A UE desautorizou Breton e abriu procedimentos contra o X por violação de regras, com possível multa de €1 bilhão (R$ 6,1 bilhões). Musk acusou a UE de extorsão, sem evidências. O bloco europeu impôs tarifas aos carros Tesla importados da China, mas com a menor taxa para carros elétricos.
Outro fanfarrão
A Europa já enfrentava desafios ao seu papel de regulador global antes de Musk. O efeito Bruxelas surgiu acidentalmente, pois as regras da UE resultam de compromissos entre governos diversos, tornando-as adequadas para outros países que frequentemente as adotam. Já o sistema está se desgastando nas bordas.
As novas regras de IA (inteligência artificial) e privacidade de dados afetam principalmente as big techs, das quais a Europa não possui representantes. A UE poderia exigir a divisão de um gigante tecnológico por razões antitruste, levantando questões sobre a reação de figuras como Musk e autoridades dos EUA.
Os gigantes da tecnologia do Vale do Silício estão atrasando o lançamento de alguns produtos no mercado europeu, como assistentes de IA, aparentemente para se dar tempo de obedecer às regulamentações complicadas do bloco.
A sugestão é clara: com a participação da Europa no PIB global diminuindo, o mercado europeu está se tornando menos essencial para essas empresas.

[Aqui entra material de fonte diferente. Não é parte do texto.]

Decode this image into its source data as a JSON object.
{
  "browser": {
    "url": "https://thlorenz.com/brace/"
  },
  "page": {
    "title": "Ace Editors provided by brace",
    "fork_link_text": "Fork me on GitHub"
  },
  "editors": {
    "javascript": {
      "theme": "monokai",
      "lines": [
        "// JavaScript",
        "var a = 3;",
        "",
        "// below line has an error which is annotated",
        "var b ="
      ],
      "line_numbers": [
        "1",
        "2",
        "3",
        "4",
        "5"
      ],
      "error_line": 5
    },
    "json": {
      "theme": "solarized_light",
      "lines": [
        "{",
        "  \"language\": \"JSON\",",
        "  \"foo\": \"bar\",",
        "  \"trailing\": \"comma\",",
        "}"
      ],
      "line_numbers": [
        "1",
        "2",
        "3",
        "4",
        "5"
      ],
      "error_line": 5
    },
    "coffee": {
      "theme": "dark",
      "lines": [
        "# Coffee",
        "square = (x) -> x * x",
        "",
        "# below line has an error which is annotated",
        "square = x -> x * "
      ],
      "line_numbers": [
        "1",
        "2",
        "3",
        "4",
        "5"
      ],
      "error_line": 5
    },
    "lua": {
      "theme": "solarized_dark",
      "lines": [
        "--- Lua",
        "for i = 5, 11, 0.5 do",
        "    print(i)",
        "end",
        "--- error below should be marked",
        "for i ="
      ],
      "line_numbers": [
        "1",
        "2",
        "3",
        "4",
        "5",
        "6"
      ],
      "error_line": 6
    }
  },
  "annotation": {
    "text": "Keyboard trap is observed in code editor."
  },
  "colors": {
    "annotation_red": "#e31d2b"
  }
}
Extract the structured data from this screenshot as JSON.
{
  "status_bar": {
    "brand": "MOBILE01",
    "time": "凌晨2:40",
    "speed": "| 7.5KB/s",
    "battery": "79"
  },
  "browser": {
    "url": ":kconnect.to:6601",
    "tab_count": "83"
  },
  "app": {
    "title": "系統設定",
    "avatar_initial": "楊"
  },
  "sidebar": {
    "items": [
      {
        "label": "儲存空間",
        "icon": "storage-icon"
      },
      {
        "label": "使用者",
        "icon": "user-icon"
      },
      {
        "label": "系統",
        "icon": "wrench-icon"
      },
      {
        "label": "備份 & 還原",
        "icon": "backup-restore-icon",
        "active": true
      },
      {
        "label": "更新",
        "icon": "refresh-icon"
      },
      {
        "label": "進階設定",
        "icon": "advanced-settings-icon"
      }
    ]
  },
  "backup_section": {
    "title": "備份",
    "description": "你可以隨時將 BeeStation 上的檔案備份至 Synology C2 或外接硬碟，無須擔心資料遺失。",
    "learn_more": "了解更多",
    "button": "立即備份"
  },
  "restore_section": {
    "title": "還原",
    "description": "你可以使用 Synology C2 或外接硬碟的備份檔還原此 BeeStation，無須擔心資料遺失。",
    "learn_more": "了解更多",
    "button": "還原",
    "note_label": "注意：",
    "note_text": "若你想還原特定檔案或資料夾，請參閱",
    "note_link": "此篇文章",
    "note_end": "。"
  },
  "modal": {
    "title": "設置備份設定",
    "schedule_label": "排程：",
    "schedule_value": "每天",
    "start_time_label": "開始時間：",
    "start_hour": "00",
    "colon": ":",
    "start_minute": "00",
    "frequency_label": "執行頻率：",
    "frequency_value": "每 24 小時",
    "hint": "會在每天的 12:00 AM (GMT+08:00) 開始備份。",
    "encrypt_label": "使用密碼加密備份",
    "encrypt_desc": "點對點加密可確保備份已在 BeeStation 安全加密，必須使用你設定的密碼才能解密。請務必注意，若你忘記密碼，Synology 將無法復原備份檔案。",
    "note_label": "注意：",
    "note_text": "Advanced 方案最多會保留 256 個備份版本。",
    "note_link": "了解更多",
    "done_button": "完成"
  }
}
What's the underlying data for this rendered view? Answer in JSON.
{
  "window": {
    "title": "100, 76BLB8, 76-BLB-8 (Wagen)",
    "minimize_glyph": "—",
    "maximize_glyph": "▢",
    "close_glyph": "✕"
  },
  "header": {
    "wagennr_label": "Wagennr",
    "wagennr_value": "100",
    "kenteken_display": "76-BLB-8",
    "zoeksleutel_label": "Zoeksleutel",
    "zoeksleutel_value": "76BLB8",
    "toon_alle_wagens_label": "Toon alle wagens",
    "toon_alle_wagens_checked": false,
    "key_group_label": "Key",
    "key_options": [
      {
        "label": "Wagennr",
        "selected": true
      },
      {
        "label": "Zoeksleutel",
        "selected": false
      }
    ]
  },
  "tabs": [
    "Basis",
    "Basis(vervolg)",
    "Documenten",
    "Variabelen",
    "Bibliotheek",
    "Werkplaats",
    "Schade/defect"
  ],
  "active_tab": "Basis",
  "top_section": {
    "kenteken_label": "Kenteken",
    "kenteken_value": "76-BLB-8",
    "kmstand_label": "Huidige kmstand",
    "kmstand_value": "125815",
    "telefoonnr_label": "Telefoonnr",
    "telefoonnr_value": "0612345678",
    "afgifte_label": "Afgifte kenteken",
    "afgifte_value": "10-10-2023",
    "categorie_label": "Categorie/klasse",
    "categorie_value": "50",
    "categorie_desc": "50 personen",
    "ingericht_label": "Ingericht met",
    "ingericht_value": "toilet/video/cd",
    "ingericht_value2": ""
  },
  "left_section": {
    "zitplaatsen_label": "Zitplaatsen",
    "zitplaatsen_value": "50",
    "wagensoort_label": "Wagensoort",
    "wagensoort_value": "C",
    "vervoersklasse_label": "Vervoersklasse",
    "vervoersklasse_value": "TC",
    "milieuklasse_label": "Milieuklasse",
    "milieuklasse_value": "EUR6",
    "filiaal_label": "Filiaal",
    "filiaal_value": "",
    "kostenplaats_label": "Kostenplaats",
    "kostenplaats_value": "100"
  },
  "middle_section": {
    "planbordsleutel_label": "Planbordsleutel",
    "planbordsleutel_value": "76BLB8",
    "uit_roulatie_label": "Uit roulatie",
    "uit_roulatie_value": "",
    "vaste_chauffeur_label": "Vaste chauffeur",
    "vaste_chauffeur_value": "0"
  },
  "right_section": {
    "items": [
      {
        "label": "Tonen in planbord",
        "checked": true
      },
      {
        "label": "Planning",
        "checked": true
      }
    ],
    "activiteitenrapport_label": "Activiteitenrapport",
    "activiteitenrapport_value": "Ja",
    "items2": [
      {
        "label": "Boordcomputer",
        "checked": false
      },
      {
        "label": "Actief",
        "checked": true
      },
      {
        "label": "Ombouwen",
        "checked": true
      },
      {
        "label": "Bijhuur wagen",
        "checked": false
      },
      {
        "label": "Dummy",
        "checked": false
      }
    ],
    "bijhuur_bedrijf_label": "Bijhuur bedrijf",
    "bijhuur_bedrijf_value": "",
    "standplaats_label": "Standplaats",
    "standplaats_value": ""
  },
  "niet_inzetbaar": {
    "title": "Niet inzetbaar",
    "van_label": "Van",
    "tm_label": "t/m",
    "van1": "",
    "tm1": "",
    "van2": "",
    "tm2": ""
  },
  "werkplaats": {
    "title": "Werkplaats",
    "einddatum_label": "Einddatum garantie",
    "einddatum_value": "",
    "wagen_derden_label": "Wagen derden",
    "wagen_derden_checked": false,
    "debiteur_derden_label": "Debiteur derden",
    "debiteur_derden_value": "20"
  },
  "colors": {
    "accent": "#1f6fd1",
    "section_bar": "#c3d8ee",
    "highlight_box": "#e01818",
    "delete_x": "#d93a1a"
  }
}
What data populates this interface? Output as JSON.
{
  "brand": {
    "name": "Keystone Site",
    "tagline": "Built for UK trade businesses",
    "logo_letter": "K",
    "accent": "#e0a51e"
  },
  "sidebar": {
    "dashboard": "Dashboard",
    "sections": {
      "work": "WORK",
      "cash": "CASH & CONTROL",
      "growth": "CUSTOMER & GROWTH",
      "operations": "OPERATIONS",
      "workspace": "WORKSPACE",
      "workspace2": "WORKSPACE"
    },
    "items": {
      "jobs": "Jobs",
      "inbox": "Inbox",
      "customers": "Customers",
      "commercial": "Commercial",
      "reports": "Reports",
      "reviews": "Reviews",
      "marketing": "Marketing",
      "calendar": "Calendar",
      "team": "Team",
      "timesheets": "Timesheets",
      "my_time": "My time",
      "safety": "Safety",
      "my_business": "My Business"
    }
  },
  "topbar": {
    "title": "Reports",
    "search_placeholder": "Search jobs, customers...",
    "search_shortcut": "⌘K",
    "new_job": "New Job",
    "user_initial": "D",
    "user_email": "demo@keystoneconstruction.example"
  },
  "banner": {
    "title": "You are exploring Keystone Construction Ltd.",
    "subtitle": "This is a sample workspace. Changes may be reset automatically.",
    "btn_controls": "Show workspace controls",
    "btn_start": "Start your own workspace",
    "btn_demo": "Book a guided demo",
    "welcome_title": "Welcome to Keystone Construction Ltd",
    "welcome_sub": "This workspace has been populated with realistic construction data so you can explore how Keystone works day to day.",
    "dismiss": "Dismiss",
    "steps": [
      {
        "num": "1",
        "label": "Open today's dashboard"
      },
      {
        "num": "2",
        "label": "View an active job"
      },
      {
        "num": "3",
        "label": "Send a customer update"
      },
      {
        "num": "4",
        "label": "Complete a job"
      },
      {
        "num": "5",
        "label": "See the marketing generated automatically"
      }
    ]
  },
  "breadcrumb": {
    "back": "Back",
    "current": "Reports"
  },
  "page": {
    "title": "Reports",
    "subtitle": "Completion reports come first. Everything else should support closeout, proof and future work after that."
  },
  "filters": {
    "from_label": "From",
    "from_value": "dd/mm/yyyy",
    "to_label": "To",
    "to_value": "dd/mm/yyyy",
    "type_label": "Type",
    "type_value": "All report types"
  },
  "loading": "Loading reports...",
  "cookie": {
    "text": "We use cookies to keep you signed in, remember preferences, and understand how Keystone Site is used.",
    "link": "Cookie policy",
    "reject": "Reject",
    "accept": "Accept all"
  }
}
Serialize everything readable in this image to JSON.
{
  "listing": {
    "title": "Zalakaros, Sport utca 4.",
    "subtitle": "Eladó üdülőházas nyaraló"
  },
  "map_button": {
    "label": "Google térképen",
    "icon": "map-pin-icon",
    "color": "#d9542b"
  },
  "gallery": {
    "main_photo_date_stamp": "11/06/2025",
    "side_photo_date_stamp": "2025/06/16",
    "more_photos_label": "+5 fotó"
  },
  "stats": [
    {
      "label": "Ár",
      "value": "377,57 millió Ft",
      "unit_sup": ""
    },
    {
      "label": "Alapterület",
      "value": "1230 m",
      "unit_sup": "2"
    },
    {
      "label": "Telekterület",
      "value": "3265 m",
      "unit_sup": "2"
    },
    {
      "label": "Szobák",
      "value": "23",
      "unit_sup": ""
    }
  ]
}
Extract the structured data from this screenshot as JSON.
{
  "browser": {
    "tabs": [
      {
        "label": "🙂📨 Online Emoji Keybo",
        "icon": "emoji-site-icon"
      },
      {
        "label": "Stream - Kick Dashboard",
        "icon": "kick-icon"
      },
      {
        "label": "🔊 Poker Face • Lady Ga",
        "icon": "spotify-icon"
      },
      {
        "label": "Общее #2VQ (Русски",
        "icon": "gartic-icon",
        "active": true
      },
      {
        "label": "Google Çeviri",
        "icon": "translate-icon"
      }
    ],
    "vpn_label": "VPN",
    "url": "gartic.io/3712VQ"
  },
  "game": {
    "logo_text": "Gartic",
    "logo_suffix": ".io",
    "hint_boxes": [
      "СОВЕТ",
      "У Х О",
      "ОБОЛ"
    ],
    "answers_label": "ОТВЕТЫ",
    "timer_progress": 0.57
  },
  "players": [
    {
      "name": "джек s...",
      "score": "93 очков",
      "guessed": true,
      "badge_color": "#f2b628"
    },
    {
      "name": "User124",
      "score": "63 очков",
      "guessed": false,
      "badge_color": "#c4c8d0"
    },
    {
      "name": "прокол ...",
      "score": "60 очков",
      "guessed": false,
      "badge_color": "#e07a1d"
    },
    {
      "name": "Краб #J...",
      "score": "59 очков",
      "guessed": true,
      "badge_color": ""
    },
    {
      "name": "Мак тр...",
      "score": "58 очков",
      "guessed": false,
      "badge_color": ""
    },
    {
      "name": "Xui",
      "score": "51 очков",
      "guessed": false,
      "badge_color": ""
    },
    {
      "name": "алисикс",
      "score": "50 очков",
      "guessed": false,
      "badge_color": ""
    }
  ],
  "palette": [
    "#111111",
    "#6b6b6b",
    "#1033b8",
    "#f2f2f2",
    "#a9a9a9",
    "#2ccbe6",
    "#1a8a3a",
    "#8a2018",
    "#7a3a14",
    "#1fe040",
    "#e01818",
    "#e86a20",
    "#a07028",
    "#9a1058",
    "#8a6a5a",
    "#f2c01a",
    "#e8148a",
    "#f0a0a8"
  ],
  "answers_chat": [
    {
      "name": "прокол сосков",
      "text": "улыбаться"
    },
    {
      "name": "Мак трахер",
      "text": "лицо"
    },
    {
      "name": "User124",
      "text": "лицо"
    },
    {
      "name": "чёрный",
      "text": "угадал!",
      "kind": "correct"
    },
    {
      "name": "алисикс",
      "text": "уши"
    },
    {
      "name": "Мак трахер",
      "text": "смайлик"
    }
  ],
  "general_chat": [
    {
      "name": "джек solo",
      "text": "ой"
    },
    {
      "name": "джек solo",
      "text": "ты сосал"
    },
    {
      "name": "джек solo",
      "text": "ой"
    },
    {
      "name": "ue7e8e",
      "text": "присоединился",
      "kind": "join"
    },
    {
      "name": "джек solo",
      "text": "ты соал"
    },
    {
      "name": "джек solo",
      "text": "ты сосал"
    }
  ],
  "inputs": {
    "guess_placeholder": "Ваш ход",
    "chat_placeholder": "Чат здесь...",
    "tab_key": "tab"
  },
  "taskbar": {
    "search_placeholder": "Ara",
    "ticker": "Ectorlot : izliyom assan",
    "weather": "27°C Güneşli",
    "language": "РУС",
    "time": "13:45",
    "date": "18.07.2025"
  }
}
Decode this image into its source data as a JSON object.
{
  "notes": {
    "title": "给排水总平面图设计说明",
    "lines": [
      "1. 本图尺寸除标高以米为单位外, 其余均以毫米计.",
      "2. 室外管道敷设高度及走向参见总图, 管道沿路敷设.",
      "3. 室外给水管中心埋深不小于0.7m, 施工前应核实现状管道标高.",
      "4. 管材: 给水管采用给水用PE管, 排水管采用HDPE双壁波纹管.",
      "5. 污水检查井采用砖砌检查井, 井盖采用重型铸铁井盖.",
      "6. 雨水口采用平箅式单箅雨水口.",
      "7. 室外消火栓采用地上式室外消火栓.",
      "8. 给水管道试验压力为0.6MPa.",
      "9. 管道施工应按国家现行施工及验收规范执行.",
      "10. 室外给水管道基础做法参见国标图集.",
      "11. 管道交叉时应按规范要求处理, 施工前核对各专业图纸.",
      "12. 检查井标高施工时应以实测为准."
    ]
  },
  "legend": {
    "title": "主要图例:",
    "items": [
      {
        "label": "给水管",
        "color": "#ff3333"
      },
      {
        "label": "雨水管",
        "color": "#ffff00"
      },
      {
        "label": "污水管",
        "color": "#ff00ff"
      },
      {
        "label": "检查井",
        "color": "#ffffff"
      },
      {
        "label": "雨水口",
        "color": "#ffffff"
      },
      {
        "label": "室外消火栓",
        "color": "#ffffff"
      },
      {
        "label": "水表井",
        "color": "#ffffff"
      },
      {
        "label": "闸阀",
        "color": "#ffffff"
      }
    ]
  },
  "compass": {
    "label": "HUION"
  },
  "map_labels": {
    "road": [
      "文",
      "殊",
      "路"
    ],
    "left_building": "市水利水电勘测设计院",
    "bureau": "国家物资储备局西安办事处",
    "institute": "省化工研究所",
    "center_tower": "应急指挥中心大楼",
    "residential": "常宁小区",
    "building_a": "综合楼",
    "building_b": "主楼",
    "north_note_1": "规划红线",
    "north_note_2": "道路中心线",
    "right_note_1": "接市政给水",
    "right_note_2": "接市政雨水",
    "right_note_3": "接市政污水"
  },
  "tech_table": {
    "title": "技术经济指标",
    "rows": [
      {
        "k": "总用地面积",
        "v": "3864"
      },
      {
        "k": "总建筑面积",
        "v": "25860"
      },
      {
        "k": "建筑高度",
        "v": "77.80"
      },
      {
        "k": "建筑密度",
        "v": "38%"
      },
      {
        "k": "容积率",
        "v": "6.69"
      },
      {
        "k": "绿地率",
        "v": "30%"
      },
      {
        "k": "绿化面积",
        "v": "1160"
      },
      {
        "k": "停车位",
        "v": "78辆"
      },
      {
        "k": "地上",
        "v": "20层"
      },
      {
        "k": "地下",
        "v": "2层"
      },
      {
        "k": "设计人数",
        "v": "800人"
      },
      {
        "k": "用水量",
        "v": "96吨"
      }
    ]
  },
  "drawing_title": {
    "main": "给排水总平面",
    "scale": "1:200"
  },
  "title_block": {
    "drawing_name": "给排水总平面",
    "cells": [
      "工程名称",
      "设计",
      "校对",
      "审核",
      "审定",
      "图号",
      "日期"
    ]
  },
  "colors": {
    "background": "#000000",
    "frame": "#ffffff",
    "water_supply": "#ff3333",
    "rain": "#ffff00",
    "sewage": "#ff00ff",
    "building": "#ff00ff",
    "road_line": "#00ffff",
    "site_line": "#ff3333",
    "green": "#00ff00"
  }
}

Se as regras forem excessivamente complicadas ou restritivas, elas podem simplesmente decidir viver sem ele.
Essa postura parece estar surtindo efeito. Em 12 de novembro, Henna Virkkunen, comissária proposta da UE para tecnologia, afirmou ao Parlamento Europeu que novas leis podem não ser a solução para tudo, sugerindo políticas para fortalecer a inovação, ecoando ideias semelhantes às de Musk.